William Francis Splatt (14 April 1811 – 17 October 1893) was born in Devon, England. In 1841 he emigrated to Australia and became a member of the first Legislative Council of Victoria, Australia. He returned to England a wealthy man in 1854, and became the first mayor of Torquay, Devon in 1892.
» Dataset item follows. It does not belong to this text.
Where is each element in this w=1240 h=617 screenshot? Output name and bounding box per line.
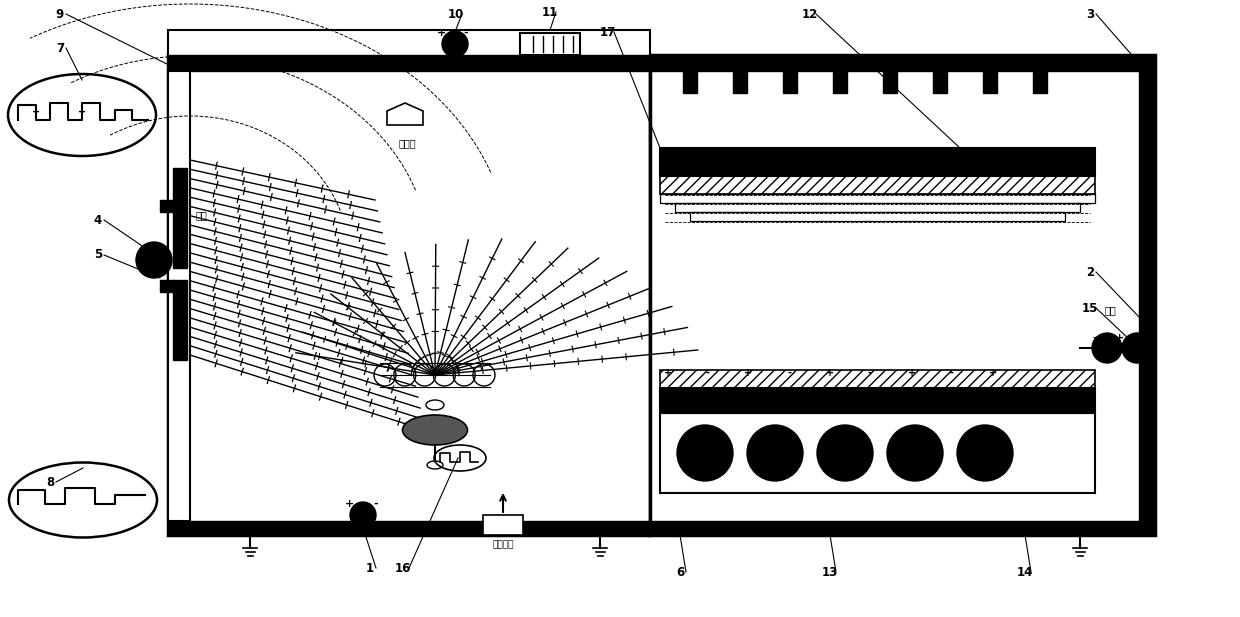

Splatt was born at Northwood Farm in the parish of Chudleigh, Devon, England, the eldest son of John Splatt (born 1780), a yeoman farmer born in Kenton, himself the son of William Splatt of Kenton, by his wife Anne. John farmed at Powderham where in 1805 he married his first wife Fanny Stokes (born 1780) at nearby Kenton Church. Following his wife's early death he moved to Northwood Farm in the parish of Chudleigh, where he remarried to Elizabeth Laskey (1784-1850), widow of Mr Yeo, by whom he had 10 children. The eldest son of this marriage was William Francis Splatt (1811-1892), baptised in Chudleigh Church.
He was educated at the well-regarded Kentisbeare School, and later worked at Chudleigh as a solicitor's clerk for Charles Langley. He later moved to Keynsham near Bristol where he became a merchant, and got married to Elizabeth Satterley Pinsent (daughter of Joseph Pinsent of Lettaford in the parish of North Bovey, a London merchant).
In 1840 Splatt sailed on the 'Theresa', as an emigrant to Australia (where his brother Edmund Laskey Splatt had emigrated shortly before) together with his wife, his brother Thomas Splatt and his brother-in-law Joseph Burton Pinsent, and having arrived in the Port Phillip District in May 1841, they settled at Melbourne, where they became successful merchants and sheep farmers. He was joined the following year by his elder half-sister, Fanny Splatt (1806–1895), her husband Thomas Dolling (1810–1898), and their three children, who farmed at Merri Creek, Pentridge (later known as Coburg), Victoria. William Splatt occupied several pastoral runs on the Glenelg, Loddon and Wimmera Rivers.
He became a prominent spokesman for pastoralists, and on 5 September 1851 was elected member for Wimmera in the Victorian Legislative Council. He was sworn-in November 1851 and held the seat until resigning in April 1854.